Isabelle de Hertogh a retrouvée au photo call son amoureux de Hasta la vista, Tom Audenaert (La Trêve, Unité 42) présent pour Kapitalistis de Pablo Munoz Gomez, en lice pour le meilleur court-métrage.

Tom Audenaert et Isabelle de Hertogh

Isabelle était, quant à elle, nominée pour le prix de la Meilleure actrice dans un second rôle pour sa belle performance dans La fille de Brest d’Emmanuelle Bercot. C’est finalement Aurora Marion qui a obtenu le prix pour le film Noces de Stephan Strecker, largement inspiré d’un crime d’honneur perpétré en 2007 en Belgique. Noces a également remporté le Magritte des Meilleurs costumes par le travail de Sophie Van Den Keybus. Isabelle nous a présenté, accompagnée du trublion de France Inter Alex Vizorek, cette incontournable spécialité belge, de petits cubes violets à la gomme arabique parfum framboise : les cuberdons de Léopold

Ceci n’est pas un trophée ! 

Irrévérencieux, et c’est ce qui a fait son succès – de C’est arrivé prés de chez vous à Dikkenek – le cinéma belge se tenait jusqu’alors loin de ces remises de prix, aussi barbantes que controversées. 
Mais sous l’impulsion d’un producteur reconnu du plat pays Patrick Quinet (Artemis) via l’Union des producteurs de films francophones et la création de l’Académie Belvaux, les Magritte naquirent. Avec l’aide des membres fondateurs que sont BeTV, la Fédération Wallonie-Bruxelles, Pro Spère, l’UPFF, le FIFF, annuelle, 22 récompenses sont décernées, sur la base des votes des membres de la fameuse Académie André Delvaux constituées de professionnels de l’audiovisuel belge.
Leur but ? Communiquer au plus large public le goût du cinéma belge qui, il faut bien l’avouer, ne faisait pas lever les foules wallonnes. Nul n’est prophète en son pays !

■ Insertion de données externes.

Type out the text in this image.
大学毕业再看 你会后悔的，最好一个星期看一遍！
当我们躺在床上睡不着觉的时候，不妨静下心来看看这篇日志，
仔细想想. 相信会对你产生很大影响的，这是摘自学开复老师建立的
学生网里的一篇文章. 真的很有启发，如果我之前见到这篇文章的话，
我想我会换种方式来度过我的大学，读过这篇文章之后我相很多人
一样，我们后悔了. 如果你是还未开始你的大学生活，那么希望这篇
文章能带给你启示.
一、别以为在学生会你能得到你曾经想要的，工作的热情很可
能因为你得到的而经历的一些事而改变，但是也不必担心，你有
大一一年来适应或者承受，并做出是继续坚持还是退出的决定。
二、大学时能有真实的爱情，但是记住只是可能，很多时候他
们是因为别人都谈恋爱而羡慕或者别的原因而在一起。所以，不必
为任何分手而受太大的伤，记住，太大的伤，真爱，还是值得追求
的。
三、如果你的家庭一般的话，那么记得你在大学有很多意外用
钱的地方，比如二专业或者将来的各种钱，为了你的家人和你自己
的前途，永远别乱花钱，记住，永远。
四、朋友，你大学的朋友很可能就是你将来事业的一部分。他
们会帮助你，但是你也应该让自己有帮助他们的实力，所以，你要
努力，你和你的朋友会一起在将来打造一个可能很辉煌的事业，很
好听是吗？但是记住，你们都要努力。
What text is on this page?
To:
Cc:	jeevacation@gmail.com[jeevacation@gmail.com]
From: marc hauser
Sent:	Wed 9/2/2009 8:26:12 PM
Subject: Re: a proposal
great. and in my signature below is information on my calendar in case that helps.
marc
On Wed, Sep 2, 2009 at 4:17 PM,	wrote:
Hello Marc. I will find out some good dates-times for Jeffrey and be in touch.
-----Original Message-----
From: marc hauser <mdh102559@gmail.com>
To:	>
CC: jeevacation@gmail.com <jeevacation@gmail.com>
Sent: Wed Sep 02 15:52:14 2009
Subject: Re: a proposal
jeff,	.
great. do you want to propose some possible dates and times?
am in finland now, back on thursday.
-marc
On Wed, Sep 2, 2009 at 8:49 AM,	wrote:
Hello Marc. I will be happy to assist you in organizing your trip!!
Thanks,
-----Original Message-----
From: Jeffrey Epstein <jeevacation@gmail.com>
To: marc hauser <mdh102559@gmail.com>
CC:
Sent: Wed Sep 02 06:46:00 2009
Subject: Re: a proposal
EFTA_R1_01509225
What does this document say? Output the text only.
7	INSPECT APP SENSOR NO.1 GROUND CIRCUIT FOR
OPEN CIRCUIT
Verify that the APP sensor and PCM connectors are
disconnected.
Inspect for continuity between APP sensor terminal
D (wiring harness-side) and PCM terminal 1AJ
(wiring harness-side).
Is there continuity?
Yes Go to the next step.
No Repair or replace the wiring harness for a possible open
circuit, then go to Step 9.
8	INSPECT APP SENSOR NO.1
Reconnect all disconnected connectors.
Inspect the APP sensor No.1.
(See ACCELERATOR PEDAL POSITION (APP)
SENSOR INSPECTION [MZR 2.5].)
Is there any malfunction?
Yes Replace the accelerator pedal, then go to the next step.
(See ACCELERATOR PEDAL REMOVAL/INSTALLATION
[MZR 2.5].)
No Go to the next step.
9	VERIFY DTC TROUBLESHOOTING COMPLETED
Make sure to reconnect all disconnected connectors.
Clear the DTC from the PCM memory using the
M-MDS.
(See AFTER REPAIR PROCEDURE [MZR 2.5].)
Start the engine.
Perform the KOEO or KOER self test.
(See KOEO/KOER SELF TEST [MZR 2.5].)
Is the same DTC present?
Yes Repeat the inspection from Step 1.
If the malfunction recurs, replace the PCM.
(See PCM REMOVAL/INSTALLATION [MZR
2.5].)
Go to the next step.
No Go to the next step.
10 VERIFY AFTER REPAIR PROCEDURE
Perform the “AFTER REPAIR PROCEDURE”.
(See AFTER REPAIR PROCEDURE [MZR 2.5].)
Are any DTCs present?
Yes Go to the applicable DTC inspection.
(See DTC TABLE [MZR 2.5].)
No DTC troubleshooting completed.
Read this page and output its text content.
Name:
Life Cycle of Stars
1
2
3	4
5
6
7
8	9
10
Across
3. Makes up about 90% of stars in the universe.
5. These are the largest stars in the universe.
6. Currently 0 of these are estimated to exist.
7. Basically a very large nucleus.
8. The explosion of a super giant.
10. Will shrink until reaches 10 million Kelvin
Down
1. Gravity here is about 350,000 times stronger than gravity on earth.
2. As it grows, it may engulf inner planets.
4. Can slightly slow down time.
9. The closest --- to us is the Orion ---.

Fabrizio Rongione et Sandrine Bonnaire

Les belges ne vont pas en salle voir leur cinéma, que ce soit les films des Dardenne, multi primés à Cannes, ceux de Joachim Lafosse, Bouli Lanners ou Jaco van Dormael. Ce qui fit dire à Fabrizio Rongione, maître de cérémonie pour la 3e fois : « Non ce soir on ne va pas parler de foot mais de films belges. C’est presque la même chose, les deux durent une heure trente mais dans un stade de foot il y a des spectateurs ! ». Mister Rongione, comédien fétiche des frères Dardenne (RosettaDeux jours, un nuit…) fut parfait dans ce rôle difficile, qu’il assura avec aisance, brio, justesse et un humour qui a plus d’une fois fait mouche .  

Ça balance pas mal à Bruxelles!

Chaque année, contrairement à nos tièdes Césars, la communauté artistique belge saisit l’occasion de cette cérémonie fort prisée des politiques pour se faire entendre d’eux. La question récurrente restant celle du statut d’artiste aussi malmené, si ce n’est plus qu’en France. En 2013, la plupart des participants étaient arrivés avec une pomme et le slogan  » Ceci n’est pas un statut !  » pour parodier justement Magritte. Cette année, certains arboraient sur leur veste un morceau de bandage pour montrer à quel point le milieu culturel en perte de subventions est malade.
Mais dans la défense des plus précaires, ce furent les migrants et bien sur l’affaire Weistein qui ont donné lieu à de belles envolées. Tout au long de la soirée, et profitant de la présence de la classe politique de tout bord, Fabrizio Rongione a piqué à souhait la gente politique. Que ce soit en ce qui concerne l’immigration, prenant à parti le ministre des Affaires étrangères Didier Reynders (associé avec le NVA, l’équivalent de notre Front National) : « Vous avez vu Stars Wars monsieur Reynders ? Parce que vous êtes comme Darvador, vous êtes passé du coté obscur de la force« .

De gauche à droite: Benoît Feroumont, Fien Troch, Sandrine Deegen, Jean-Luc Fafchamps, Zita Hanrot, Nawell Madani , Mourade Zeguendi, Alez Vizorek, Salomé Richard, Kacey Mottet Klein, Charles Kaisin et Reda Kateb.

Alex Vizorek, de retour au pays pour l’événement, dans un flambant costume bleu Magritte présenta les candidats au prix du meilleur scénario en les a transposant sur la scène politique belge :« Théo Franken pour Chez nous, rôle de figurant à Charles Michel, Laurent le Prince pour King of the Belgium… »  Toujours hyper brillant et incisif sous son sourire de premier de la classe, Alex avait emmené avec lui sa consœur de France Inter Nawelle Madani.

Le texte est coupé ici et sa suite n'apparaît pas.